The story begins by describing how the Egyptian Pharaoh Nectanebo II, learning of the treason of the gods against him, escapes from Egypt to Macedonia. He comes into contact with the king, Philip II, and his wife Olympias. Pretending to be the god Amun, he impregnates Olympias, and Philip is unsuspecting that the child is not his. Once the child is born, Philip names him Alexander. Alexander begins to be educated by the wisest men available to the court, and at an early age displays his military prowess, such as at a horse racing competition. It is not long before Alexander begins to desire establishing a universal empire. He goes on to conquer the Greek and Macedonian cities and the Achaemenid (Persian) Empire. During the "farewell discourse", a vaticinium ex eventu prophecy unveils the plot to kill Alexander. The narrative-cycle of Alexander's death is formed by his last will and death. He is buried in Alexandria, Egypt, the greatest city he founded during his journey and conquests.

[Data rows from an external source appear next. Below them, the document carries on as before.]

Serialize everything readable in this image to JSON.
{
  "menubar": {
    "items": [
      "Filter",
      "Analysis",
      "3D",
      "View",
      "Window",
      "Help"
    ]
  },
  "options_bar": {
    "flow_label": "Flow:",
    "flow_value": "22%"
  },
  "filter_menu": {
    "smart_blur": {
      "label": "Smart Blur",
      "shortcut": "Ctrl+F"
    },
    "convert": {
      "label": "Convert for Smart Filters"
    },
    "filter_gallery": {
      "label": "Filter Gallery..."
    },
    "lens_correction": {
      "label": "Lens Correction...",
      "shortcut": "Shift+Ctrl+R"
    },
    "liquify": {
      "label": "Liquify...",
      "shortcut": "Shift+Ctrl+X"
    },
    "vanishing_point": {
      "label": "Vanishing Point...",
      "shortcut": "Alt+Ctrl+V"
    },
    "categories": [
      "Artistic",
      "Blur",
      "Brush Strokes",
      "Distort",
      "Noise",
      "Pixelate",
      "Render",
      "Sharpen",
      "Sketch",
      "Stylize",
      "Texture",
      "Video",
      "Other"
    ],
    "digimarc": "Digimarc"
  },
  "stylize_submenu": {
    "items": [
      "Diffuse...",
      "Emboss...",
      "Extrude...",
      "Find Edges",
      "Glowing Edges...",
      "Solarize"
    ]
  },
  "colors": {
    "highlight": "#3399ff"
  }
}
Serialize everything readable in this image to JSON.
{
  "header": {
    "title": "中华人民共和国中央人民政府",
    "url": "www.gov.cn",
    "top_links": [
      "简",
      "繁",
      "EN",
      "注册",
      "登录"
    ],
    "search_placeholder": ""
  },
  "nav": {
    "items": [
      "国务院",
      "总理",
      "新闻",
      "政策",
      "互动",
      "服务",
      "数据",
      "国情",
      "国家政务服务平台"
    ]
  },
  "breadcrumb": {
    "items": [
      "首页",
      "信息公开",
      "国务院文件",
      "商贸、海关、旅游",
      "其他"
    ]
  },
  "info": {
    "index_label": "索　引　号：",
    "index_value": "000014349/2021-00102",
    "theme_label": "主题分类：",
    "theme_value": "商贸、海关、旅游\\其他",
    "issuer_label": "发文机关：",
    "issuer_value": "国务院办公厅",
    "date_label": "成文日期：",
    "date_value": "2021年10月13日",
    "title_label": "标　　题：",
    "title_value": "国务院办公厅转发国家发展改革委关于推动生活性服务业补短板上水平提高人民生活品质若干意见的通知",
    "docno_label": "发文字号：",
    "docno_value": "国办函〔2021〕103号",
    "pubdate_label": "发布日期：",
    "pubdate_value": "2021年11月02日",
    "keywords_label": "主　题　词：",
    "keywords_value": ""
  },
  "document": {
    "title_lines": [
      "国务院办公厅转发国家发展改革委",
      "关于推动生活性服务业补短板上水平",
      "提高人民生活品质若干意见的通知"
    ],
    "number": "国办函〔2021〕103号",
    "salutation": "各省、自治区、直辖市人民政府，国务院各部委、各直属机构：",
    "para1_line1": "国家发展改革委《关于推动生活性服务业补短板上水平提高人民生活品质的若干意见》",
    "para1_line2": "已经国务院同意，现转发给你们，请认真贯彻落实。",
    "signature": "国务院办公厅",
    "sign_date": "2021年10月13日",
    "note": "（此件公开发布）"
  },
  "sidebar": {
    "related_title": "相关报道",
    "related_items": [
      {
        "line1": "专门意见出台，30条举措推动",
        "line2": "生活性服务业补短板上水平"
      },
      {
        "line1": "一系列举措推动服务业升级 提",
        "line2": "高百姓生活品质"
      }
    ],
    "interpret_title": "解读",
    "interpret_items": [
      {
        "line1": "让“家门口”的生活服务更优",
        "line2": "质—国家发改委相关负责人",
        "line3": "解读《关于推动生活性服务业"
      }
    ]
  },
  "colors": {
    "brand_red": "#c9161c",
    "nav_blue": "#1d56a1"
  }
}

The plot as recounted above follows that of the Greek Romance. However, the Syriac Romance also contains several of its own episodes not found in the original, such as Alexander's journey to China, the killing of a dragon by feeding it an oxen filled with gypsum, pitch, and sulfur, Alexander's desert-journey fighting nomads, founding the cities of Samarkand and Merv, and construction of a temple of Rhea/Nâni. Other changes include a loss of several contents of the Greek, a significant transformation and expansion of Alexander's letter to Aristotle (the 'miracle letter'), and unique adventures recorded after the episode of the 'night of horrors'. The story that was to be gain the greatest resonance in later literature would be Alexander's visit to China; though entirely fictitious, it emerged as a product of some (limited) cultural exchanges with the region in periods after Alexander lived. No substantive knowledge of China exists in the text, although it is aware that an important export from the region was silk.

== Manuscripts ==
Five manuscripts of the Syriac Romance are known, which have been termed A through E. The following comments and description of the manuscripts are quoted from Monferrer-Sala 2011.

- A = BL. Add. 25875. Paper. 36 quires. 362 leaves divided in two columns of 28 lines, about 8 7/8 in. by 6 1/8 in. Good strangelā writing with numerous vowel points. Dated in 1708–9 A.D. (= AG 2020–21).
- B = American Oriental Society. Paper. 18 quires. 185 leaves with 20 lines per page, about 8 3/8 in. by 6 5/8 in. Good strangelā writing with numerous vowel points. Dated in 1844 A.D. (= AG 2155). It is a copy made by the Rev J. Perkins in Urmia from an unknown older MS.27 The MS B El MS B has several glosses in fellīḥī, the neoAramaic dialectal variety in Urmia.
- D = Owned by E.A. Wallis Budge. Paper. 12 quires. 123 leaves paginated in Syriac graphemes (ʾ-rkg) with 22 lines per page, about 14 in. by 8 ½. accurate bold strangelā writing with numerous vowel points. The text is the copy ordered by Budge in 1886 to a scribe called ʾŌšaʿnā from a MS dated in 1848 A.D. (= AG 2159), whose errors were corrected by the copyist at several places.
- E = Owned by E.A. Wallis Budge. Paper. 15 quires. 160 leaves with 20 lines per page, about 9 ¼ in. by 6 ¾. It is another copy of a text ordered by Budge, also from 1886, from an old Nestorian MS, kept in the Library of Alqōš. The copy, made by a “first-rate scribe” was contrasted with the original and corrected by the Chaldean Patriarch.30 It is another text whose copy was commissioned by Budge, also in 1886, starting from an old Nestorian MS that remains in the Alqōš library. The copy made by a ‘first rate scribe’ was contrasted with the original and corrected by the Chaldean Patriarch.